ABD’ye bakalım: Ülkede 21 yaşından küçüklere içki satılamaz, içki servisi yapılamaz. Marketten aldığınız alkollü içeceği elinizde tutarak evinize gidemezsiniz, saklamanız gerekir. Sokakta ve parklarda içki içene ağır cezalar verilir. Alkollü araç kullananlar, bazı eyaletlerde, aylar boyu hapis cezasını göze almak zorundadır.
Özetleyecek olursam, şimdilerde bizde de hükümetin ilgi alanına girmiş görünen alkol alışkanlığıyla mücadele konusu, Batı ülkelerindeki uygulamalara yetişme amaçlı. O ülkelerde olduğu gibi, bizde de, nesillerin sağlıklı yetişmesine dikkat etmekle giderek artan alkole bağlı hastalıkların tedavi masrafları da azaltılmak isteniyor.
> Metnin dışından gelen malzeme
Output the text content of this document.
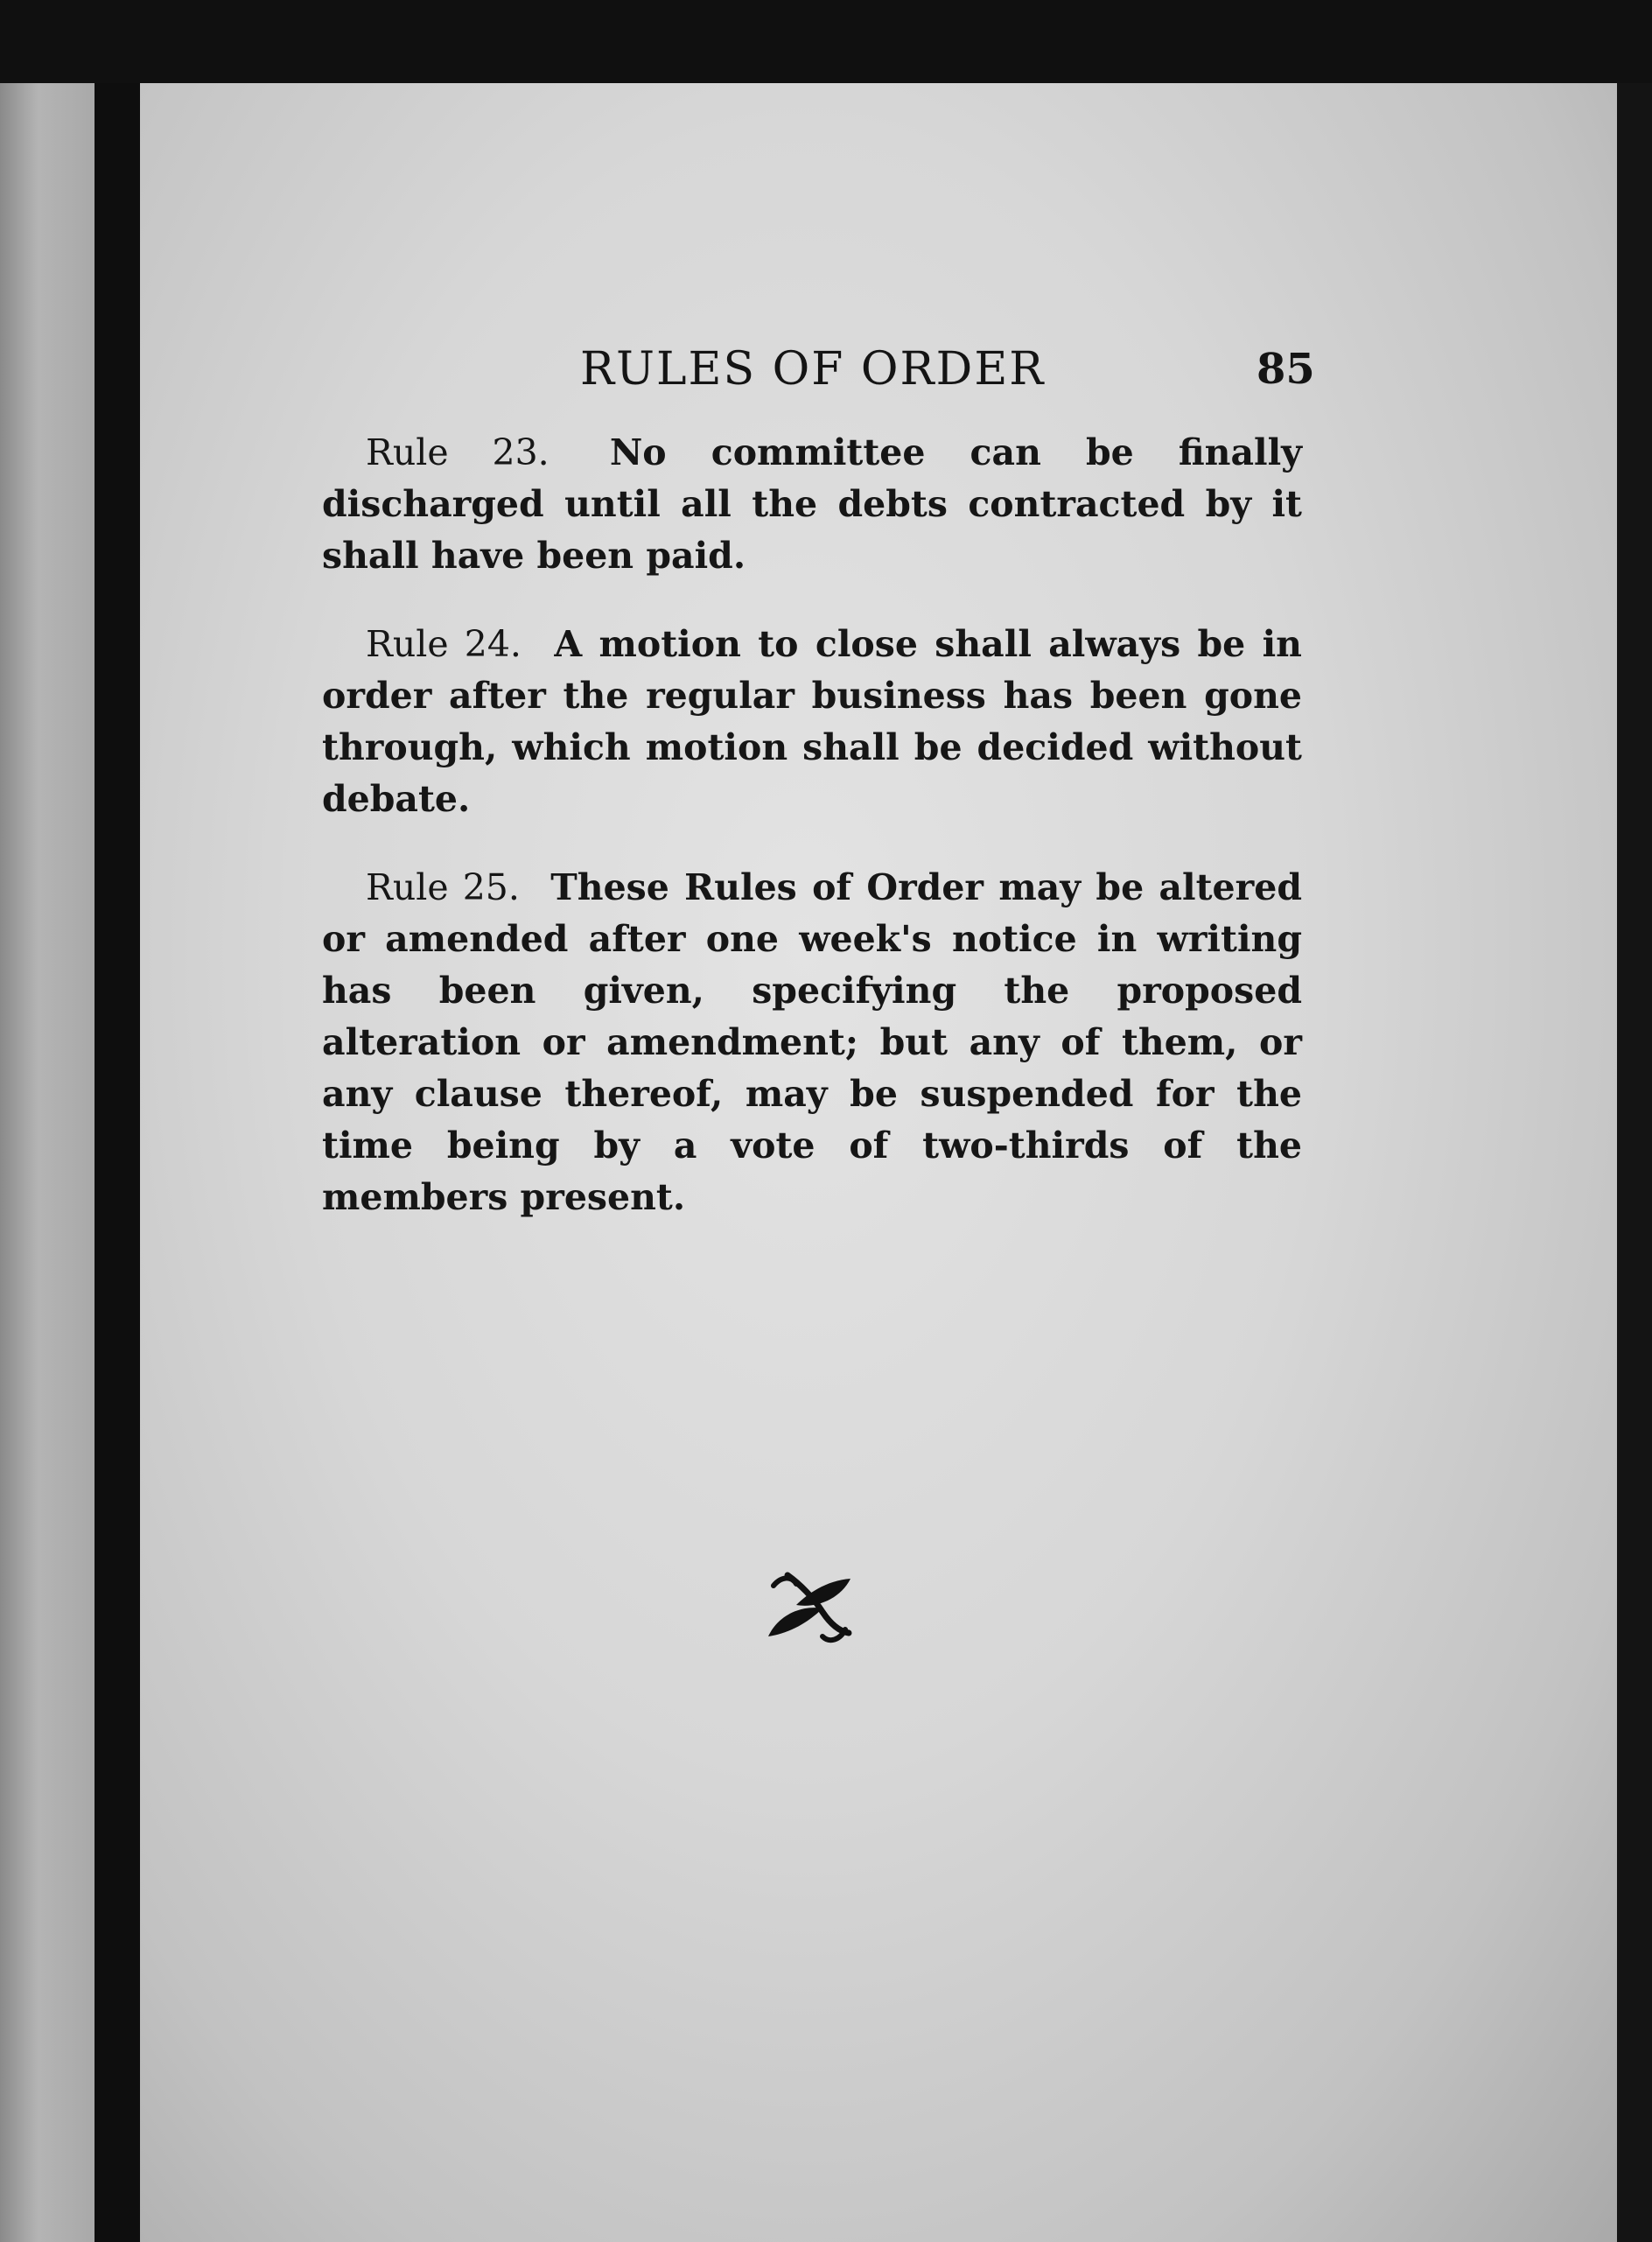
RULES OF ORDER	85

Rule 23. No committee can be finally discharged until all the debts contracted by it shall have been paid.

Rule 24. A motion to close shall always be in order after the regular business has been gone through, which motion shall be decided without debate.

Rule 25. These Rules of Order may be altered or amended after one week's notice in writing has been given, specifying the proposed alteration or amendment; but any of them, or any clause thereof, may be suspended for the time being by a vote of two-thirds of the members present.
Tedbirler alınır, halk bilgilendirilir, yine de içmek isteyen yüksek bedelini ödeyerek izinli yerlerden istediğini temin eder... ‘Yasak’ bu uygulamanın neresinde?
Moda’da sokakta içerek çevreyi rahatsız edenleri hizaya sokmaya çalışan CHP’li Kadıköy Belediyesi ve durumdan şikâyet eden Moda halkı da mı ‘ideolojik’ saplantılı?